Moreover, the risk appeared to increase as the number of asthma symptoms increased, but only those in the high asthma severity group exhibited a statistically significant increase in the odds of chronic migraine onset compared with those without asthma (aOR, 3.3; 95% CI, 1.7 - 6.2).

"If increasingly severe asthma symptoms increase the risk of progression to chronic migraine, then it is more likely that respiratory symptoms play a causal role," Dr Lipton said. "While we found that overall presence of asthma about doubles the risk, the group with the most severe respiratory symptoms was more than three times as likely to develop chronic migraine as people free of asthma." The apparent dose-response is similar to that for depression, he added. "Overall, depression a little less than doubles the risk of chronic migraine, but the highest depression triples risk."

The other covariates, including medication overuse, headache frequency, and preventative medication use, were not associated with new-onset chronic migraine. Other risk factors for chronic migraine are obesity, allodynia, other pain disorders, and overuse of barbiturates and narcotics.

The decision to use migraine preventive medication in patients with asthma with episodic migraine is complex, Dr Lipton said. "Physicians should assess the overall profiles of risk factors for migraine progression and take them into account in treatment decisions. But I don't think any studies have shown that if you identify people at high risk for migraine progression that treatment with migraine preventive medication prevents progression." He also speculates that treating asthma with drugs that reduce inflammation may have a protective effect against migraine progression, if inflammation is the link.

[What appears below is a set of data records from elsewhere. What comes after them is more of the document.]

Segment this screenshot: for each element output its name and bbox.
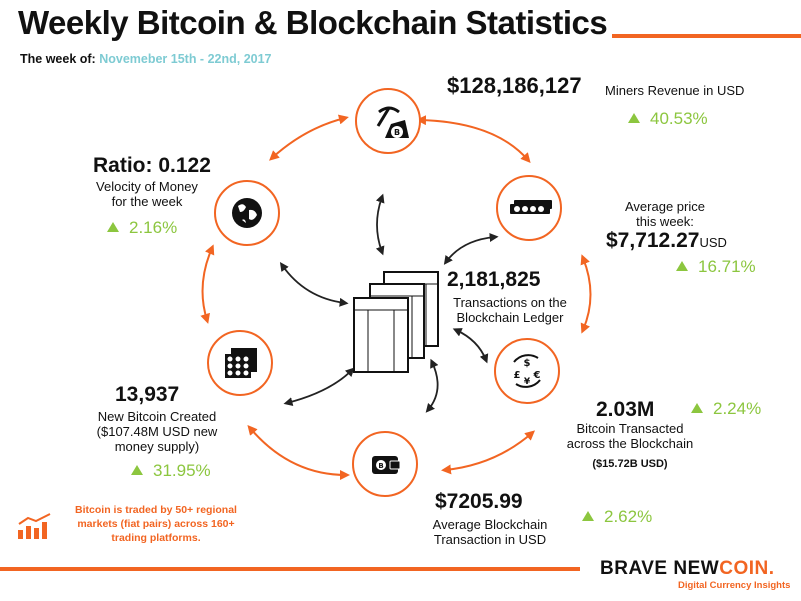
avg-transaction-label: Average Blockchain Transaction in USD [432, 517, 548, 547]
bitcoin-transacted-value: 2.03M [596, 398, 655, 421]
velocity-value: Ratio: 0.122 [93, 154, 211, 177]
transactions-label: Transactions on the Blockchain Ledger [453, 295, 567, 325]
arrow-newcoins-velocity [200, 244, 215, 324]
arrow-price-ledger [443, 233, 499, 265]
coin-stacks-icon [225, 348, 257, 378]
bitcoin-transacted-circle: $ £ € ¥ [494, 338, 560, 404]
markets-note: Bitcoin is traded by 50+ regional market… [75, 504, 237, 544]
title-divider [612, 34, 801, 38]
week-line: The week of: Novemeber 15th - 22nd, 2017 [20, 52, 272, 66]
average-price-change: 16.71% [676, 257, 756, 277]
velocity-circle [214, 180, 280, 246]
wallet-icon: B [372, 456, 401, 474]
velocity-label: Velocity of Money for the week [96, 179, 198, 209]
transactions-value: 2,181,825 [447, 268, 541, 291]
footer-divider [0, 567, 580, 571]
new-bitcoin-circle [207, 330, 273, 396]
svg-text:B: B [394, 128, 400, 137]
arrow-transacted-ledger [452, 328, 489, 364]
average-price-label: Average price this week: [625, 199, 705, 229]
new-bitcoin-value: 13,937 [115, 383, 180, 406]
brand-logo: BRAVE NEWCOIN. [600, 558, 775, 579]
banknotes-icon [510, 200, 552, 214]
arrow-velocity-ledger [279, 262, 349, 307]
bitcoin-transacted-change: 2.24% [691, 399, 761, 419]
svg-text:$: $ [524, 358, 531, 369]
velocity-change: 2.16% [107, 218, 177, 238]
svg-text:€: € [533, 370, 541, 381]
ledger-icon [353, 271, 439, 373]
arrow-miners-price [416, 115, 531, 164]
bitcoin-transacted-label: Bitcoin Transacted across the Blockchain [566, 421, 694, 451]
rising-chart-icon [18, 513, 51, 539]
up-arrow-icon [628, 113, 640, 123]
miners-revenue-circle: B [355, 88, 421, 154]
avg-transaction-circle: B [352, 431, 418, 497]
new-bitcoin-change: 31.95% [131, 461, 211, 481]
svg-text:£: £ [514, 370, 521, 381]
week-label: The week of: [20, 52, 96, 66]
globe-icon [232, 198, 262, 228]
avg-transaction-change: 2.62% [582, 507, 652, 527]
new-bitcoin-label: New Bitcoin Created ($107.48M USD new mo… [96, 409, 218, 454]
up-arrow-icon [107, 222, 119, 232]
avg-transaction-value: $7205.99 [435, 490, 523, 513]
pickaxe-bitcoin-icon: B [376, 106, 409, 138]
arrow-wallet-ledger [425, 358, 439, 413]
svg-text:B: B [378, 462, 383, 470]
arrow-wallet-newcoins [247, 424, 350, 480]
arrow-miners-ledger [375, 193, 385, 256]
currency-exchange-icon: $ £ € ¥ [513, 354, 541, 388]
arrow-transacted-wallet [441, 430, 536, 475]
miners-revenue-label: Miners Revenue in USD [605, 83, 745, 98]
arrow-velocity-miners [269, 114, 349, 161]
up-arrow-icon [131, 465, 143, 475]
arrow-newcoins-ledger [283, 367, 355, 407]
up-arrow-icon [582, 511, 594, 521]
average-price-value-wrap: $7,712.27USD [606, 229, 727, 253]
svg-text:¥: ¥ [524, 377, 531, 387]
page-title: Weekly Bitcoin & Blockchain Statistics [18, 4, 608, 41]
brand-tagline: Digital Currency Insights [678, 580, 791, 591]
average-price-unit: USD [699, 235, 727, 250]
week-dates: Novemeber 15th - 22nd, 2017 [99, 52, 272, 66]
miners-revenue-value: $128,186,127 [447, 73, 582, 98]
bitcoin-transacted-usd: ($15.72B USD) [592, 458, 668, 470]
up-arrow-icon [676, 261, 688, 271]
average-price-value: $7,712.27 [606, 229, 700, 252]
arrow-price-transacted [580, 254, 592, 334]
miners-revenue-change: 40.53% [628, 109, 708, 129]
up-arrow-icon [691, 403, 703, 413]
average-price-circle [496, 175, 562, 241]
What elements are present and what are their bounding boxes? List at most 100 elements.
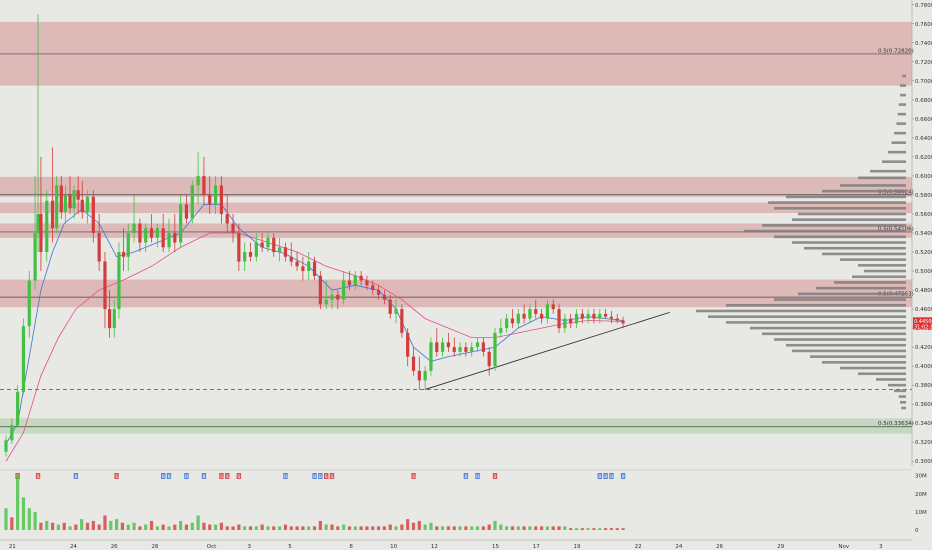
volume-bar [388,524,392,530]
volume-bar [278,526,282,530]
signal-marker-label: S [325,474,328,480]
volume-bar [446,526,451,530]
volume-bar [144,524,148,530]
profile-bar [810,355,906,358]
signal-marker-up [73,473,79,479]
signal-marker-label: S [37,474,40,480]
volume-bar [609,528,614,530]
volume-bar [551,526,555,530]
profile-bar [726,321,906,324]
volume-bar [167,526,171,530]
profile-bar [894,131,906,135]
price-tick-label: 0.56000 [915,212,932,218]
candle-body [27,280,31,327]
volume-profile [696,74,906,410]
volume-bar [138,526,142,530]
last-price-countdown: 31:02:10 [914,324,932,330]
candle-body [458,347,462,352]
time-tick-label: Nov [838,544,849,550]
volume-bar [557,526,561,530]
candle-body [243,252,247,262]
profile-bar [858,264,906,267]
candle-body [301,266,305,272]
signal-marker-up [283,473,288,479]
candle-body [551,304,555,310]
candle-body [388,299,392,314]
profile-bar [798,292,906,296]
signal-marker-down [219,473,224,479]
time-tick-label: 28 [151,544,158,550]
candle-body [621,320,625,324]
signal-marker-up [318,473,323,479]
candle-body [394,309,398,314]
signal-marker-down [35,473,41,479]
candle-body [615,318,619,321]
candle-body [108,309,112,329]
profile-bar [750,326,906,330]
volume-bar [481,526,485,530]
volume-bar [475,526,480,530]
volume-bar [74,524,78,530]
candle-body [441,342,445,352]
candle-body [112,309,116,329]
candle-body [219,185,223,214]
profile-bar [864,269,906,273]
volume-bar [289,526,293,530]
profile-bar [896,122,906,125]
volume-bar [126,524,130,530]
signal-marker-up [160,473,166,479]
signal-marker-up [166,473,172,479]
volume-bar [161,524,165,530]
signal-marker-label: S [226,474,229,480]
candle-body [121,252,126,257]
candle-body [213,185,218,205]
profile-bar [726,303,906,307]
price-tick-label: 0.40000 [915,364,932,370]
volume-bar [283,524,288,530]
profile-bar [744,229,906,233]
profile-bar [822,252,906,256]
candle-body [365,280,369,286]
candle-body [45,200,49,253]
volume-bar [10,517,14,530]
candle-body [16,391,20,426]
time-tick-label: 24 [675,544,682,550]
candle-body [33,233,37,281]
candle-body [126,233,130,257]
candle-body [545,304,549,319]
profile-bar [696,309,906,313]
volume-bar [382,526,386,530]
volume-bar [621,528,625,530]
signal-marker-up [463,473,469,479]
candle-body [68,194,72,209]
profile-bar [852,275,906,279]
profile-bar [888,150,906,154]
signal-marker-down [225,473,230,479]
volume-bar [91,520,95,530]
volume-bar [406,519,410,530]
time-tick-label: 24 [70,544,77,550]
candle-body [80,199,84,213]
volume-bar [592,528,596,530]
volume-bar [16,475,20,530]
signal-marker-label: B [319,474,322,480]
signal-marker-down [411,473,416,479]
price-tick-label: 0.46000 [915,307,932,313]
candle-body [539,313,544,319]
volume-bar [68,526,72,530]
candle-body [557,309,561,329]
zone-resistance-1 [0,176,912,197]
signal-marker-up [603,473,608,479]
signal-marker-down [236,473,242,479]
candle-body [190,185,194,219]
profile-bar [804,246,906,250]
candle-body [4,440,8,452]
volume-bar [179,520,183,530]
signal-marker-up [609,473,614,479]
volume-bar [97,524,101,530]
profile-bar [762,332,906,336]
time-tick-label: 8 [349,544,353,550]
price-tick-label: 0.72000 [915,60,932,66]
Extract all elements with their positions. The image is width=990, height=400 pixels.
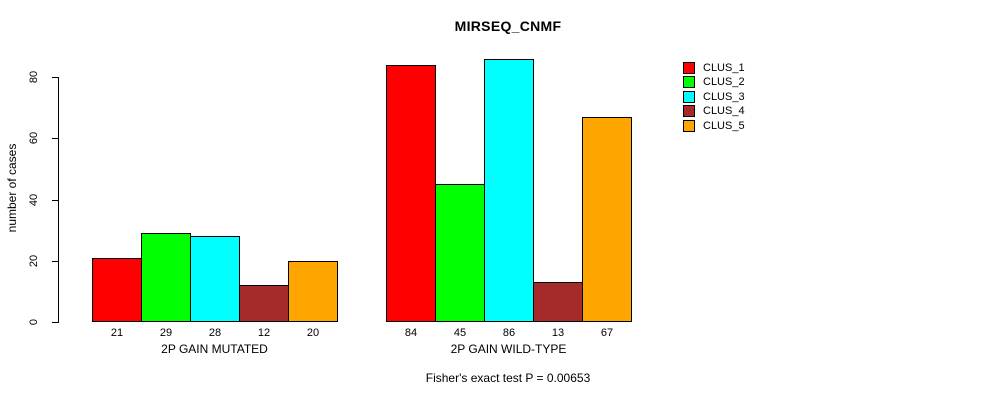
bar-value-label: 67 — [600, 327, 614, 339]
legend-swatch-icon — [683, 76, 695, 88]
bar-CLUS_3 — [190, 236, 240, 322]
y-axis-title: number of cases — [5, 143, 19, 233]
bar-CLUS_4 — [533, 282, 583, 322]
bar-value-label: 84 — [404, 327, 418, 339]
legend-item-CLUS_5: CLUS_5 — [683, 120, 793, 133]
legend-swatch-icon — [683, 105, 695, 117]
bar-value-label: 86 — [502, 327, 516, 339]
legend-label: CLUS_4 — [703, 105, 745, 117]
y-axis-tick — [52, 322, 58, 323]
legend-swatch-icon — [683, 62, 695, 74]
y-axis-line — [58, 77, 59, 323]
footnote: Fisher's exact test P = 0.00653 — [425, 371, 591, 385]
bar-value-label: 45 — [453, 327, 467, 339]
y-axis-tick — [52, 138, 58, 139]
chart-title: MIRSEQ_CNMF — [454, 18, 562, 34]
legend-item-CLUS_4: CLUS_4 — [683, 105, 793, 118]
bar-value-label: 12 — [257, 327, 271, 339]
legend-label: CLUS_1 — [703, 62, 745, 74]
legend-swatch-icon — [683, 120, 695, 132]
bar-CLUS_2 — [435, 184, 485, 322]
y-axis-tick-label: 60 — [28, 131, 40, 145]
bar-value-label: 21 — [110, 327, 124, 339]
bar-CLUS_1 — [92, 258, 142, 322]
legend-label: CLUS_2 — [703, 76, 745, 88]
y-axis-tick-label: 40 — [28, 193, 40, 207]
bar-value-label: 13 — [551, 327, 565, 339]
y-axis-tick — [52, 200, 58, 201]
legend-swatch-icon — [683, 91, 695, 103]
category-label: 2P GAIN MUTATED — [161, 342, 268, 356]
bar-CLUS_2 — [141, 233, 191, 322]
y-axis-tick — [52, 261, 58, 262]
legend-item-CLUS_3: CLUS_3 — [683, 91, 793, 104]
bar-CLUS_5 — [288, 261, 338, 322]
legend-item-CLUS_1: CLUS_1 — [683, 62, 793, 75]
legend-item-CLUS_2: CLUS_2 — [683, 76, 793, 89]
y-axis-tick — [52, 77, 58, 78]
legend-label: CLUS_5 — [703, 120, 745, 132]
category-label: 2P GAIN WILD-TYPE — [450, 342, 567, 356]
legend-label: CLUS_3 — [703, 91, 745, 103]
y-axis-tick-label: 0 — [28, 318, 40, 326]
bar-CLUS_1 — [386, 65, 436, 322]
y-axis-tick-label: 20 — [28, 254, 40, 268]
legend: CLUS_1 CLUS_2 CLUS_3 CLUS_4 CLUS_5 — [683, 62, 793, 142]
bar-value-label: 20 — [306, 327, 320, 339]
bar-CLUS_3 — [484, 59, 534, 322]
bar-CLUS_5 — [582, 117, 632, 322]
bar-CLUS_4 — [239, 285, 289, 322]
y-axis-tick-label: 80 — [28, 70, 40, 84]
bar-value-label: 29 — [159, 327, 173, 339]
bar-value-label: 28 — [208, 327, 222, 339]
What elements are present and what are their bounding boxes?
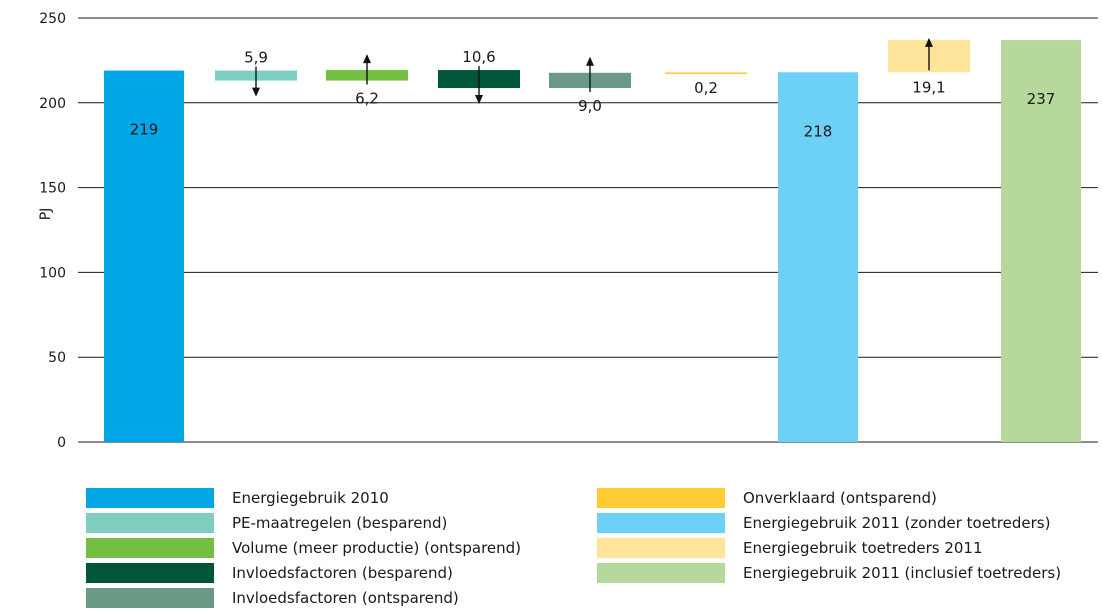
y-tick-label: 250 [39, 11, 66, 27]
arrow-up-icon [586, 56, 594, 93]
direction-arrows [252, 37, 933, 105]
data-label: 19,1 [912, 78, 945, 96]
gridlines [78, 17, 1098, 443]
y-axis-ticks: 0 50 100 150 200 250 [39, 11, 66, 451]
bar [665, 72, 747, 74]
bar [1001, 40, 1081, 442]
y-tick-label: 0 [57, 435, 66, 451]
arrow-down-icon [252, 66, 260, 97]
data-labels: 219 5,9 6,2 10,6 9,0 0,2 218 19,1 237 [130, 48, 1056, 140]
bars [104, 39, 1081, 443]
data-label: 219 [130, 121, 159, 139]
y-tick-label: 50 [48, 350, 66, 366]
y-tick-label: 150 [39, 181, 66, 197]
y-tick-label: 200 [39, 96, 66, 112]
arrow-up-icon [363, 54, 371, 85]
bar [778, 72, 858, 442]
data-label: 10,6 [462, 48, 495, 66]
data-label: 0,2 [694, 79, 718, 97]
data-label: 218 [804, 122, 833, 140]
bar [104, 70, 184, 443]
arrow-up-icon [925, 37, 933, 71]
y-tick-label: 100 [39, 265, 66, 281]
data-label: 237 [1027, 90, 1056, 108]
y-axis-label: PJ [38, 208, 54, 221]
arrow-down-icon [475, 66, 483, 105]
data-label: 6,2 [355, 90, 379, 108]
data-label: 5,9 [244, 49, 268, 67]
data-label: 9,0 [578, 97, 602, 115]
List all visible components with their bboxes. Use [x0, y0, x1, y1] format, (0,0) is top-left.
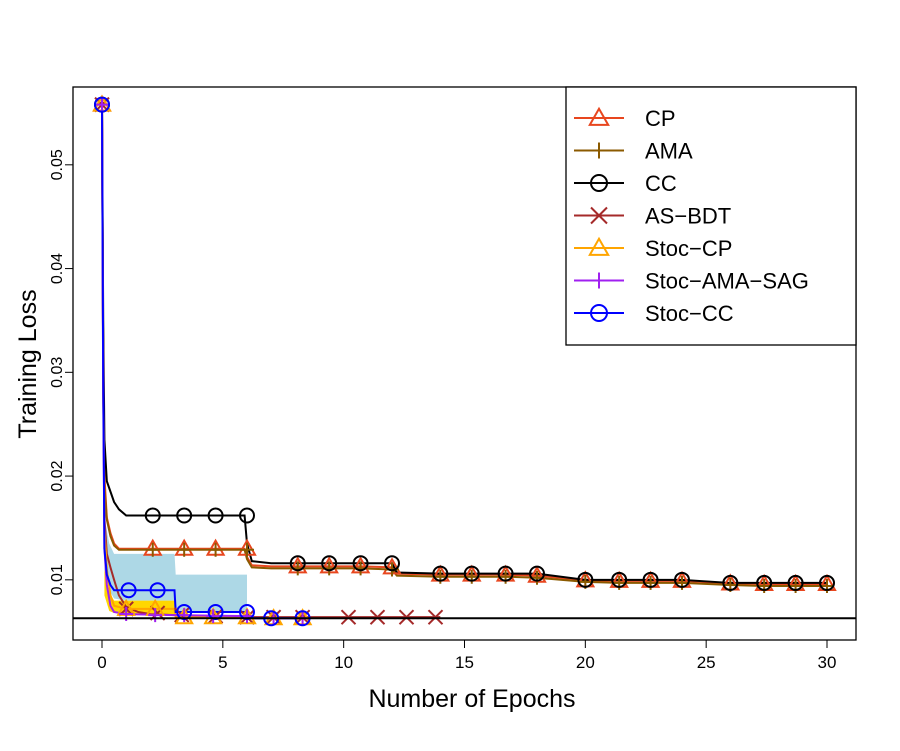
series-line-cc	[101, 104, 827, 584]
point-stoc-cc-2	[149, 582, 166, 599]
band-1	[104, 517, 248, 614]
point-cc-2	[176, 507, 193, 524]
point-stoc-ama-sag-4	[206, 609, 221, 624]
point-stoc-cc-1	[120, 582, 137, 599]
legend-label-ama: AMA	[645, 139, 693, 164]
x-axis-label: Number of Epochs	[368, 685, 575, 713]
point-cc-15	[642, 571, 659, 588]
legend-marker-as-bdt	[590, 206, 608, 225]
x-tick-label-25: 25	[697, 653, 716, 672]
y-tick-label-1: 0.02	[49, 460, 66, 491]
legend-marker-stoc-ama-sag	[591, 272, 607, 289]
series-line-stoc-cp	[101, 104, 303, 620]
point-ama-1	[145, 542, 160, 557]
point-ama-3	[208, 542, 223, 557]
point-cc-10	[463, 565, 480, 582]
legend-label-stoc-cp: Stoc−CP	[645, 236, 732, 261]
y-tick-label-0: 0.01	[49, 564, 66, 595]
point-cc-12	[529, 565, 545, 582]
point-as-bdt-8	[340, 609, 357, 625]
point-cc-4	[239, 507, 255, 524]
point-cc-17	[722, 574, 739, 591]
x-tick-label-0: 0	[97, 653, 106, 672]
point-as-bdt-9	[369, 609, 386, 625]
point-cc-20	[819, 574, 835, 591]
x-tick-label-5: 5	[218, 653, 227, 672]
point-cc-1	[144, 507, 161, 524]
point-cc-13	[577, 571, 594, 588]
point-ama-4	[240, 542, 254, 557]
y-tick-label-3: 0.04	[49, 253, 66, 284]
point-cc-18	[756, 574, 773, 591]
legend-marker-stoc-cp	[588, 236, 610, 256]
point-stoc-cc-0	[94, 96, 110, 113]
point-cc-7	[352, 555, 369, 572]
legend-label-stoc-ama-sag: Stoc−AMA−SAG	[645, 269, 809, 294]
legend-label-cp: CP	[645, 106, 676, 131]
point-cc-14	[611, 571, 628, 588]
point-ama-2	[177, 542, 192, 557]
legend-marker-cc	[590, 174, 608, 192]
point-stoc-ama-sag-0	[95, 97, 109, 112]
point-cc-3	[207, 507, 224, 524]
y-axis: 0.01 0.02 0.03 0.04 0.05	[49, 149, 74, 595]
x-tick-label-30: 30	[818, 653, 837, 672]
y-tick-label-4: 0.05	[49, 149, 66, 180]
series-line-stoc-cc	[101, 104, 303, 620]
legend-label-as-bdt: AS−BDT	[645, 204, 731, 229]
x-tick-label-15: 15	[455, 653, 474, 672]
y-tick-label-2: 0.03	[49, 357, 66, 388]
point-as-bdt-11	[427, 609, 444, 625]
point-cc-11	[497, 565, 514, 582]
legend-label-cc: CC	[645, 171, 677, 196]
x-axis: 0 5 10 15 20 25 30	[97, 639, 837, 672]
legend-marker-stoc-cc	[590, 304, 608, 322]
x-tick-label-20: 20	[576, 653, 595, 672]
point-cc-5	[289, 555, 306, 572]
series-line-stoc-ama-sag	[101, 104, 303, 620]
point-cc-9	[432, 565, 449, 582]
point-cc-8	[384, 555, 400, 572]
y-axis-label: Training Loss	[14, 289, 42, 438]
legend-box	[565, 86, 857, 346]
point-as-bdt-10	[398, 609, 415, 625]
point-cc-16	[674, 571, 690, 588]
series-markers	[92, 94, 837, 627]
point-stoc-cp-3	[174, 607, 194, 625]
legend: CP AMA CC AS−BDT Stoc−CP Stoc−AMA−SAG Stoc−CC	[565, 86, 857, 346]
legend-marker-cp	[588, 106, 610, 126]
legend-label-stoc-cc: Stoc−CC	[645, 301, 734, 326]
point-cc-6	[321, 555, 338, 572]
legend-marker-ama	[591, 142, 607, 159]
point-stoc-ama-sag-2	[148, 608, 163, 623]
point-cc-19	[787, 574, 804, 591]
x-tick-label-10: 10	[334, 653, 353, 672]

The authors note several study limitations including unknown confounders, the fact that 90% of the participants were Caucasian, self-reporting on questionnaires, and the 1-year duration.

McNeil-Janssen Scientific Affairs LLC funded The AMPP study and donated the resulting database to the National Headache Foundation. The authors have disclosed no relevant financial relationships.

Headache. Published online November 19, 2015.